The chef is rotten. The world is beautiful. You just can't see it from inside the steamer.

[–] AngryRobot@lemmy.world 10 points 1 day ago

In decades past, employees would get both a cost of living raise and performance raise, but the cost of living raise has all but gone away. One way to fix this is to tie the minimum wage to inflation. It'll have tje side benefit of making companies try to reduce inflation rather profiteering.

[–] Kayel@aussie.zone 10 points 1 day ago

Neoliberalism is reaching its natural conclusion, coupled with the gradual fall of colonialism, is going to lead to a permanent crash for the working class.

While Trump is being loud, the project to divide the US working class by ethnicity has been ongoing always, and began ramping up this century.

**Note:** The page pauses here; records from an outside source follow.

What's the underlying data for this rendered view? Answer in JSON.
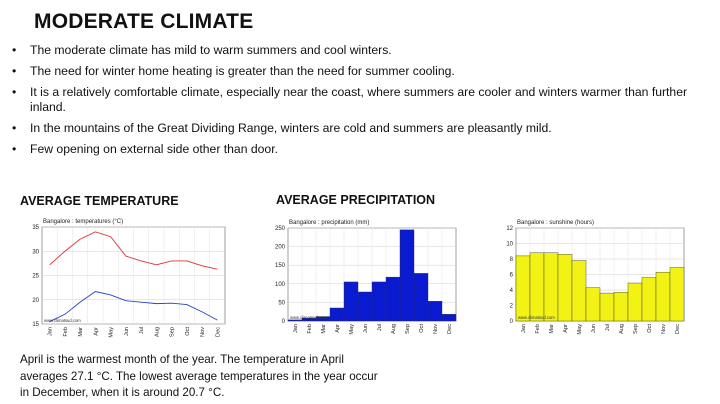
{
  "slide": {
    "title": "MODERATE CLIMATE",
    "bullets": [
      "The moderate climate has mild to warm summers and cool winters.",
      "The need for winter home heating is greater than the need for summer cooling.",
      "It is a relatively comfortable climate, especially near the coast, where summers are cooler and winters warmer than further inland.",
      "In the mountains of the Great Dividing Range, winters are cold and summers are pleasantly mild.",
      "Few opening on external side other than door."
    ],
    "headings": {
      "temperature": "AVERAGE TEMPERATURE",
      "precipitation": "AVERAGE PRECIPITATION"
    },
    "caption": "April is the warmest month of the year. The temperature in April averages 27.1 °C. The lowest average temperatures in the year occur in December, when it is around 20.7 °C."
  },
  "chart_data": [
    {
      "type": "line",
      "title": "Bangalore : temperatures (°C)",
      "categories": [
        "Jan",
        "Feb",
        "Mar",
        "Apr",
        "May",
        "Jun",
        "Jul",
        "Aug",
        "Sep",
        "Oct",
        "Nov",
        "Dec"
      ],
      "ylim": [
        15,
        35
      ],
      "yticks": [
        15,
        20,
        25,
        30,
        35
      ],
      "grid": true,
      "watermark": "www.climatsud.com",
      "series": [
        {
          "color": "#e03030",
          "values": [
            27.2,
            30.0,
            32.5,
            34.0,
            33.0,
            29.0,
            28.0,
            27.2,
            28.0,
            28.0,
            27.0,
            26.3
          ]
        },
        {
          "color": "#2a3fd0",
          "values": [
            15.5,
            17.0,
            19.5,
            21.7,
            21.0,
            19.8,
            19.5,
            19.2,
            19.3,
            19.0,
            17.5,
            15.8
          ]
        }
      ]
    },
    {
      "type": "bar",
      "title": "Bangalore : precipitation (mm)",
      "categories": [
        "Jan",
        "Feb",
        "Mar",
        "Apr",
        "May",
        "Jun",
        "Jul",
        "Aug",
        "Sep",
        "Oct",
        "Nov",
        "Dec"
      ],
      "ylim": [
        0,
        250
      ],
      "yticks": [
        0,
        50,
        100,
        150,
        200,
        250
      ],
      "grid": true,
      "color": "#0a1ad0",
      "watermark": "www.climatsud.com",
      "values": [
        3,
        8,
        12,
        35,
        105,
        78,
        105,
        118,
        245,
        128,
        53,
        18
      ]
    },
    {
      "type": "bar",
      "title": "Bangalore : sunshine (hours)",
      "categories": [
        "Jan",
        "Feb",
        "Mar",
        "Apr",
        "May",
        "Jun",
        "Jul",
        "Aug",
        "Sep",
        "Oct",
        "Nov",
        "Dec"
      ],
      "ylim": [
        0,
        12
      ],
      "yticks": [
        0,
        2,
        4,
        6,
        8,
        10,
        12
      ],
      "grid": true,
      "color": "#f2f214",
      "watermark": "www.climatsud.com",
      "values": [
        8.4,
        8.8,
        8.8,
        8.6,
        7.8,
        4.3,
        3.6,
        3.7,
        4.9,
        5.6,
        6.3,
        6.9
      ]
    }
  ]
}
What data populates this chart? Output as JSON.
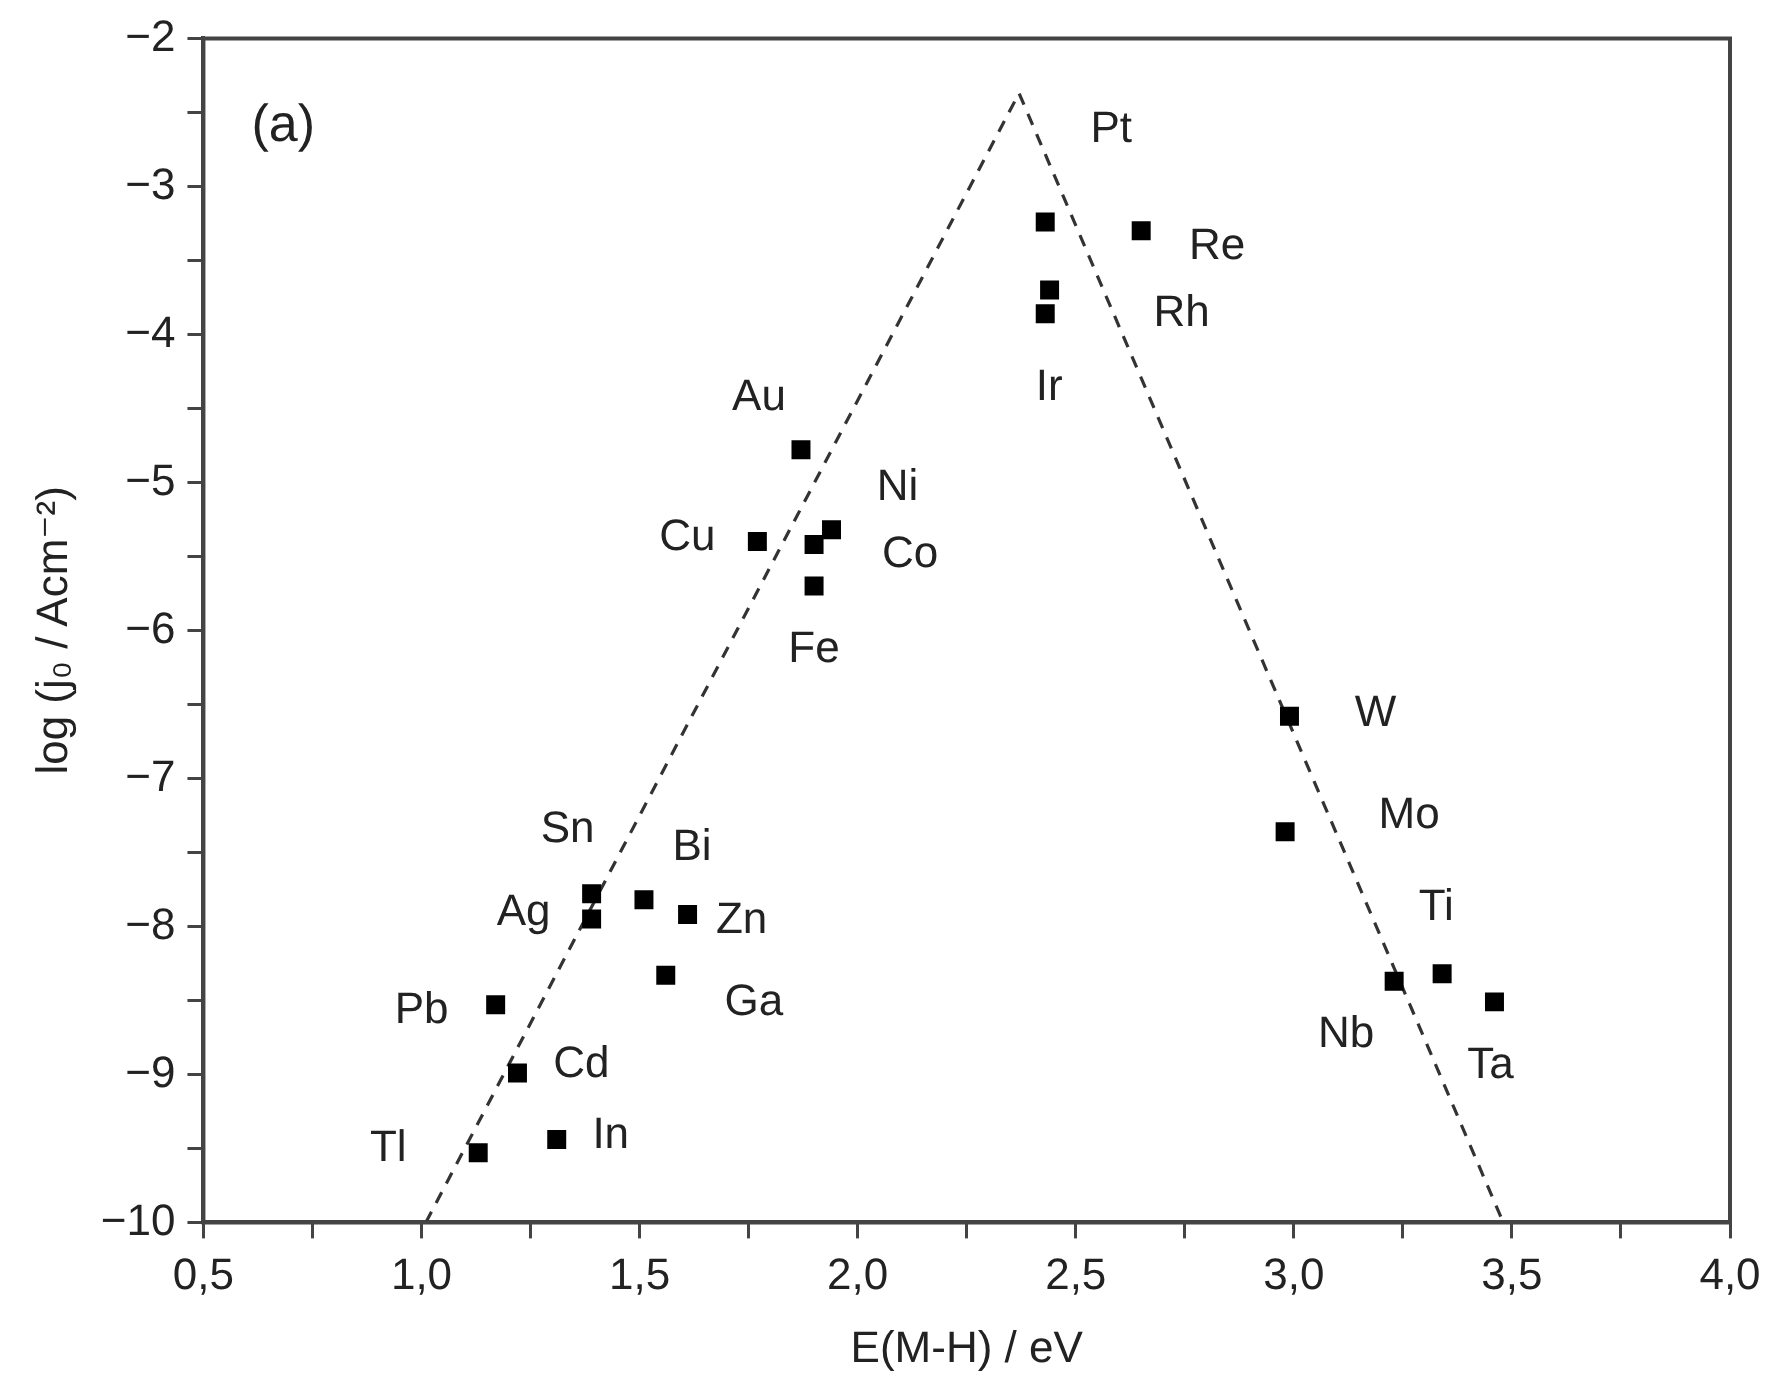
{
  "chart_data": {
    "type": "scatter",
    "xlabel": "E(M-H) / eV",
    "ylabel": "log (j₀ / Acm⁻²)",
    "xlim": [
      0.5,
      4.0
    ],
    "ylim": [
      -10,
      -2
    ],
    "xticks": [
      {
        "value": 0.5,
        "label": "0,5"
      },
      {
        "value": 0.75,
        "label": null
      },
      {
        "value": 1.0,
        "label": "1,0"
      },
      {
        "value": 1.25,
        "label": null
      },
      {
        "value": 1.5,
        "label": "1,5"
      },
      {
        "value": 1.75,
        "label": null
      },
      {
        "value": 2.0,
        "label": "2,0"
      },
      {
        "value": 2.25,
        "label": null
      },
      {
        "value": 2.5,
        "label": "2,5"
      },
      {
        "value": 2.75,
        "label": null
      },
      {
        "value": 3.0,
        "label": "3,0"
      },
      {
        "value": 3.25,
        "label": null
      },
      {
        "value": 3.5,
        "label": "3,5"
      },
      {
        "value": 3.75,
        "label": null
      },
      {
        "value": 4.0,
        "label": "4,0"
      }
    ],
    "yticks": [
      {
        "value": -10,
        "label": "−10"
      },
      {
        "value": -9.5,
        "label": null
      },
      {
        "value": -9,
        "label": "−9"
      },
      {
        "value": -8.5,
        "label": null
      },
      {
        "value": -8,
        "label": "−8"
      },
      {
        "value": -7.5,
        "label": null
      },
      {
        "value": -7,
        "label": "−7"
      },
      {
        "value": -6.5,
        "label": null
      },
      {
        "value": -6,
        "label": "−6"
      },
      {
        "value": -5.5,
        "label": null
      },
      {
        "value": -5,
        "label": "−5"
      },
      {
        "value": -4.5,
        "label": null
      },
      {
        "value": -4,
        "label": "−4"
      },
      {
        "value": -3.5,
        "label": null
      },
      {
        "value": -3,
        "label": "−3"
      },
      {
        "value": -2.5,
        "label": null
      },
      {
        "value": -2,
        "label": "−2"
      }
    ],
    "grid": false,
    "legend": false,
    "marker": "square",
    "series": [
      {
        "color": "#000000",
        "x": [
          1.13,
          1.31,
          1.22,
          1.17,
          1.56,
          1.39,
          1.39,
          1.51,
          1.61,
          1.87,
          1.77,
          1.94,
          1.9,
          1.9,
          2.43,
          2.65,
          2.44,
          2.43,
          2.99,
          2.98,
          3.23,
          3.34,
          3.46
        ],
        "values": [
          -9.53,
          -9.44,
          -8.99,
          -8.53,
          -8.33,
          -7.95,
          -7.78,
          -7.82,
          -7.92,
          -4.78,
          -5.4,
          -5.32,
          -5.42,
          -5.7,
          -3.24,
          -3.3,
          -3.7,
          -3.86,
          -6.58,
          -7.36,
          -8.37,
          -8.32,
          -8.51
        ]
      },
      {
        "type": "line",
        "color": "#333333",
        "line_style": "dashed",
        "marker": "none",
        "x": [
          1.01,
          2.37,
          3.48
        ],
        "values": [
          -10,
          -2.37,
          -10
        ]
      }
    ],
    "annotations": [
      "(a)",
      {
        "text": "Tl",
        "x": 1.13,
        "y": -9.53
      },
      {
        "text": "In",
        "x": 1.31,
        "y": -9.44
      },
      {
        "text": "Cd",
        "x": 1.22,
        "y": -8.99
      },
      {
        "text": "Pb",
        "x": 1.17,
        "y": -8.53
      },
      {
        "text": "Ga",
        "x": 1.56,
        "y": -8.33
      },
      {
        "text": "Ag",
        "x": 1.39,
        "y": -7.95
      },
      {
        "text": "Sn",
        "x": 1.39,
        "y": -7.78
      },
      {
        "text": "Bi",
        "x": 1.51,
        "y": -7.82
      },
      {
        "text": "Zn",
        "x": 1.61,
        "y": -7.92
      },
      {
        "text": "Au",
        "x": 1.87,
        "y": -4.78
      },
      {
        "text": "Cu",
        "x": 1.77,
        "y": -5.4
      },
      {
        "text": "Ni",
        "x": 1.94,
        "y": -5.32
      },
      {
        "text": "Co",
        "x": 1.9,
        "y": -5.42
      },
      {
        "text": "Fe",
        "x": 1.9,
        "y": -5.7
      },
      {
        "text": "Pt",
        "x": 2.43,
        "y": -3.24
      },
      {
        "text": "Re",
        "x": 2.65,
        "y": -3.3
      },
      {
        "text": "Rh",
        "x": 2.44,
        "y": -3.7
      },
      {
        "text": "Ir",
        "x": 2.43,
        "y": -3.86
      },
      {
        "text": "W",
        "x": 2.99,
        "y": -6.58
      },
      {
        "text": "Mo",
        "x": 2.98,
        "y": -7.36
      },
      {
        "text": "Nb",
        "x": 3.23,
        "y": -8.37
      },
      {
        "text": "Ti",
        "x": 3.34,
        "y": -8.32
      },
      {
        "text": "Ta",
        "x": 3.46,
        "y": -8.51
      }
    ]
  }
}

It will be required as all production is centralised within a handful of families. And the global south can no longer be relied on for cheap resources and manufacturing for middle class treats.

The US doesn't have a union presence, nor does it have understanding of left politics. Conditions will get worse and worse every decade.

[–] NocturnalMorning@lemmy.world 34 points 1 day ago (16 children)

Yes, it's gonna get bad. Jobs in both the private sector, and public sector, universities, etc, we are all feeling the heat right now.